Concerning sickness absence the situation may for example have been, that weaknesses and health problems in the working age population produced more severe consequences during later years and underlying diseases became more problematic to handle at work because of changes in the labour market in terms of rising demands.26–28 People with minor illnesses may have been less able to attend work as the demands at work increased.
The weak multiple correlations between illness and disease on one hand and sickness absence on the other are of special interest. The ability to work despite an illness or a disease differs depending on type of work and work demands. This means that data on sickness absence tell us not only something about a person’s illness but also about the job the person has, the demands and qualifications needed and possibilities that the person has to influence how to work and in what speed.

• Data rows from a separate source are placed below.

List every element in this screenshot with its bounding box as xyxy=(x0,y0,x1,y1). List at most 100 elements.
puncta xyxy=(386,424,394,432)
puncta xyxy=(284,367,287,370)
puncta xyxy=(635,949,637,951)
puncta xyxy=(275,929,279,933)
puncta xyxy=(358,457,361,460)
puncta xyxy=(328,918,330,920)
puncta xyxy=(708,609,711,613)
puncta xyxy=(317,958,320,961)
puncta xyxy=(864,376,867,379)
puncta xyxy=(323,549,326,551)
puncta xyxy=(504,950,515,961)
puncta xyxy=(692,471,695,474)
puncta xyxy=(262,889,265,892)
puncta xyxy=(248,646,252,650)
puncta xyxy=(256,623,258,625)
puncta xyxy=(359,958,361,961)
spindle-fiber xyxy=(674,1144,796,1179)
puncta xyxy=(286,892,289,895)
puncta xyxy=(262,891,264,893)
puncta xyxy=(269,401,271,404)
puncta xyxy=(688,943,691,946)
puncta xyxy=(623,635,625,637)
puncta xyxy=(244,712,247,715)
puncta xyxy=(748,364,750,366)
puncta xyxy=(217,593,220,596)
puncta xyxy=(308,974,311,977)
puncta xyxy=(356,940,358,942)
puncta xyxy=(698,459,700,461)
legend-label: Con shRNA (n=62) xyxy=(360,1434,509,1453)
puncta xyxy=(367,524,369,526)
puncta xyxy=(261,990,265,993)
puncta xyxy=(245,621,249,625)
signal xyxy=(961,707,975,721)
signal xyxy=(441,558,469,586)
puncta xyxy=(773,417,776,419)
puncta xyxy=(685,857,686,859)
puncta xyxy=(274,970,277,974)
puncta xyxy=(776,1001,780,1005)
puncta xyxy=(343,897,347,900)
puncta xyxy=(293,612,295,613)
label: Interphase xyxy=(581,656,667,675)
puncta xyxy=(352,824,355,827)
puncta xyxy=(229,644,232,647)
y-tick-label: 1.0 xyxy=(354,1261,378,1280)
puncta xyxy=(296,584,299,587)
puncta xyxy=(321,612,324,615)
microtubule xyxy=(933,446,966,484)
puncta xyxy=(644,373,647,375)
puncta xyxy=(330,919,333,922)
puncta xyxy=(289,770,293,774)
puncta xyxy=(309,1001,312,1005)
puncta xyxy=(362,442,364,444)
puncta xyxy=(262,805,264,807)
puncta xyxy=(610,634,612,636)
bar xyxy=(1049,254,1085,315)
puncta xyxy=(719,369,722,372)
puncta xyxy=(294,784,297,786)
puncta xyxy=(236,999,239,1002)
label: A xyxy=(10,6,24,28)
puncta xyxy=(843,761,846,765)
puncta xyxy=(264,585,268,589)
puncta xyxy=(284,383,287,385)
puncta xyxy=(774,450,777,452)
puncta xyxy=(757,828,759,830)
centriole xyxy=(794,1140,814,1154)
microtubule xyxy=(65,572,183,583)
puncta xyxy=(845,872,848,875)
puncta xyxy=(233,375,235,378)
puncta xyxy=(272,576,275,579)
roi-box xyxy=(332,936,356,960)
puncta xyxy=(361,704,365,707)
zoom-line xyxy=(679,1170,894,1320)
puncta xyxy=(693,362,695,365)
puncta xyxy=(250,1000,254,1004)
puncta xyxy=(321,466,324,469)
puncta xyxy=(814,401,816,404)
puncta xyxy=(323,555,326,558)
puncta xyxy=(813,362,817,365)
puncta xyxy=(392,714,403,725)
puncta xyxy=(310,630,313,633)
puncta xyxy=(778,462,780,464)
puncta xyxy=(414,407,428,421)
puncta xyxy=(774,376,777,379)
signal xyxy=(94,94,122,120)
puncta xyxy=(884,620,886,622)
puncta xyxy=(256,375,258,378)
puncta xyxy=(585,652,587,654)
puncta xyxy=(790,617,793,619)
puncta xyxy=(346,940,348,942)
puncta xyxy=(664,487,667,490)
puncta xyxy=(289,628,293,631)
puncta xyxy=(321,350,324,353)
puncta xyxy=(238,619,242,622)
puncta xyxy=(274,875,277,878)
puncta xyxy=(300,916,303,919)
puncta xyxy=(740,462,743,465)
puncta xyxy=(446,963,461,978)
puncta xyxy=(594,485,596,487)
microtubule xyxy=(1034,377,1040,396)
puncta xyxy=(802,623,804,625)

The multiple correlation also seems to change over time. Common sense often claims that with increasing numbers on sickness absence there must be a weaker connection to illness or disease. This is supposed to imply that people on sick leave are increasingly less sick when the numbers on sick leave goes up. The findings here however, point to an opposite interpretation. In the period when sickness absence was high in the population, the association with illness and disease was stronger, especially at the end of the period. In the middle of the 1990s, when sickness absence was lower, the correlation between the three indicators was also lower. Thus, after 1997 diseases taken together with illness seem to be the explanation for increasingly more of the sickness absence for every year that passes. It is also a well known fact that sickness absence (in, for example, Sweden) is related to the economic cycle and is low when the level of unemployment is high. The interpretation is said to be, that people with health problems, are more afraid to be away from work when the risk of losing the job is high.
In conclusion, the fact that illness, disease and sickness absence have been found to be so different in terms of magnitude and development over time shows the need for a very careful use of different concepts and indicators. The comparatively low degree of overlap between them further shows that they represent different realities. There is a need to further develop empirical knowledge about how different aspects of morbidity are interrelated and how differences could be interpreted in terms of causes and effects.